MarketXLS formulas refresh automatically when you open your Excel workbook with the add-in installed. Each formula calls the MarketXLS data engine, which pulls current market data from exchange feeds. For example, =Last("XOM") retrieves the most recent trade price for Exxon Mobil. Formulas like =PERatio("XOM") and =DividendYield("XOM") pull calculated fundamental metrics that update as companies report earnings and declare dividends. You can also force a manual refresh at any time through the MarketXLS ribbon in Excel. Visit MarketXLS to learn more about the add-in, or book a demo to see the formulas in action.

The Bottom Line

The energy sector in 2026 presents both extraordinary opportunity and significant risk. Middle East tensions have created a volatile pricing environment where upstream, midstream, and downstream stocks respond in fundamentally different ways. A dedicated energy stock screener in Excel — powered by live MarketXLS formulas — gives you the analytical framework to screen, score, and compare these stocks systematically rather than reactively.

The template provided here covers the full workflow: from initial screening on the Energy Dashboard, through scenario modeling at different oil price levels, to sub-sector comparison and portfolio allocation. Every data cell uses verified MarketXLS formulas that update in real time, eliminating the need for manual data entry or third-party data subscriptions.

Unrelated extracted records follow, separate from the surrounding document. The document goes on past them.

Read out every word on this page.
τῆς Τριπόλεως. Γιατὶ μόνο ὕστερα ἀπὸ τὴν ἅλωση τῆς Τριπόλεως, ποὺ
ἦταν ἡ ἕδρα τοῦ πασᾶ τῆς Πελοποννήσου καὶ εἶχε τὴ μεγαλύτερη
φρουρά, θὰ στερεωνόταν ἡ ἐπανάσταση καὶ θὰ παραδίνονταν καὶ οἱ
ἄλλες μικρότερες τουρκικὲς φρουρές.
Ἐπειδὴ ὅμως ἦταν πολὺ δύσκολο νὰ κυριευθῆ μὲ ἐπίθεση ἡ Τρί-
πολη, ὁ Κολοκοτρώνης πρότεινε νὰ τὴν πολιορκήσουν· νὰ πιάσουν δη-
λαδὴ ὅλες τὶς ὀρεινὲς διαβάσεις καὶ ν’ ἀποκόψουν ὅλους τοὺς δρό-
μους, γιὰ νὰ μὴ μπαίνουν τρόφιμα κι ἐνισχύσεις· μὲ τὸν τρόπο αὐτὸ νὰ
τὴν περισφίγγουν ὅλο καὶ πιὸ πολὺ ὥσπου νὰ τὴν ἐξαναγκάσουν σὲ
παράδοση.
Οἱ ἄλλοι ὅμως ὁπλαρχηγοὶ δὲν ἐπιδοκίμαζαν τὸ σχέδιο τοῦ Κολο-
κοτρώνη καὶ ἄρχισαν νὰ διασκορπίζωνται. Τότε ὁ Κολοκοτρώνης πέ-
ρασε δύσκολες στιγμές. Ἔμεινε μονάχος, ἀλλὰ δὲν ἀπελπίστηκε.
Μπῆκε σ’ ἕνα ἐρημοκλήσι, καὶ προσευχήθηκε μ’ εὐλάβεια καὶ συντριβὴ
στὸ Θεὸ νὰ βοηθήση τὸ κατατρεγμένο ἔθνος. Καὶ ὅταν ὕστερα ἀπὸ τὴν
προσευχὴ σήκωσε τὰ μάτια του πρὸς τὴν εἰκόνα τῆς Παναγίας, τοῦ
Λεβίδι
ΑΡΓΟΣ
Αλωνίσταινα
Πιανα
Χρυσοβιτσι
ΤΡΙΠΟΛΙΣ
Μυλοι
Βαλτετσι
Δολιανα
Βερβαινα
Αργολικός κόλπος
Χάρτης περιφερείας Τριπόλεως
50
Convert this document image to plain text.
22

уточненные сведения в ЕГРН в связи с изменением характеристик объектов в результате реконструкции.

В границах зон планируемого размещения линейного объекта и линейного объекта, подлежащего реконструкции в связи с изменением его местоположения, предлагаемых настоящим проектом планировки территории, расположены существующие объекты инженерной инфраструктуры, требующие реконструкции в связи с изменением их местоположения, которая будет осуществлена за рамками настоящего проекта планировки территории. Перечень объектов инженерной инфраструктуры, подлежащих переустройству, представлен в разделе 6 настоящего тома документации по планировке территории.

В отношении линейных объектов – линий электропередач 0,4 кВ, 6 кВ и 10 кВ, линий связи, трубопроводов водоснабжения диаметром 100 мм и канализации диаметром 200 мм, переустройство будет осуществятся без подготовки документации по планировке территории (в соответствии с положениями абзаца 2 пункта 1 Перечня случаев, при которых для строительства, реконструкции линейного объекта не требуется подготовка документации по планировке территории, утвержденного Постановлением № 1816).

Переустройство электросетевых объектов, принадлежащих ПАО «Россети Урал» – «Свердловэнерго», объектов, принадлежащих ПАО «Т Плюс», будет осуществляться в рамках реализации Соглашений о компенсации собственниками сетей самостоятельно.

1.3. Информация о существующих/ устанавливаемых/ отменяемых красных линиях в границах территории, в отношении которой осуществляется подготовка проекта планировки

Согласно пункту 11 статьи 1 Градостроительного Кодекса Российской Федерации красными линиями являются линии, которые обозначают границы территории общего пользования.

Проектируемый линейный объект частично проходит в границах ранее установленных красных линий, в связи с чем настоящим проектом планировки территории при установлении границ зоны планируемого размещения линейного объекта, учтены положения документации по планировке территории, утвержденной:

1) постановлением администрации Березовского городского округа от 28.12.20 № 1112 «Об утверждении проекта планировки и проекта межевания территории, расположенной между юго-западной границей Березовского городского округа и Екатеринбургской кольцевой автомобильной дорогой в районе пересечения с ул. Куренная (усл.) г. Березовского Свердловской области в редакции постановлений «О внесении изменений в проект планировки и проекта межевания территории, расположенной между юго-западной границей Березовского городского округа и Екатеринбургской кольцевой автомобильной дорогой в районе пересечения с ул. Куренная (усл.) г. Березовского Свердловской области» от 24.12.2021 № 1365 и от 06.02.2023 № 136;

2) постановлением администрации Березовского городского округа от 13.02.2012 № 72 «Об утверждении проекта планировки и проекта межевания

Whether you are building an income-focused portfolio around midstream dividend payers like ET and KMI, pursuing growth through upstream E&P companies like DVN and FANG, or looking for value in downstream refiners like VLO and MPC, the screener adapts to your criteria through adjustable input cells and a transparent scoring system.

To get started with live energy stock data in Excel, visit MarketXLS or book a demo to see how the formulas integrate directly into your spreadsheet workflow.

Important Disclaimer

The information provided in this article is for educational and informational purposes only and should not be construed as investment advice, a recommendation, or an offer to buy or sell any securities. MarketXLS is a financial data platform and is not a registered investment advisor, broker-dealer, or financial planner. Always conduct your own research and consult with a qualified financial professional before making any investment decisions. Past performance is not indicative of future results. Trading and investing involve substantial risk of loss.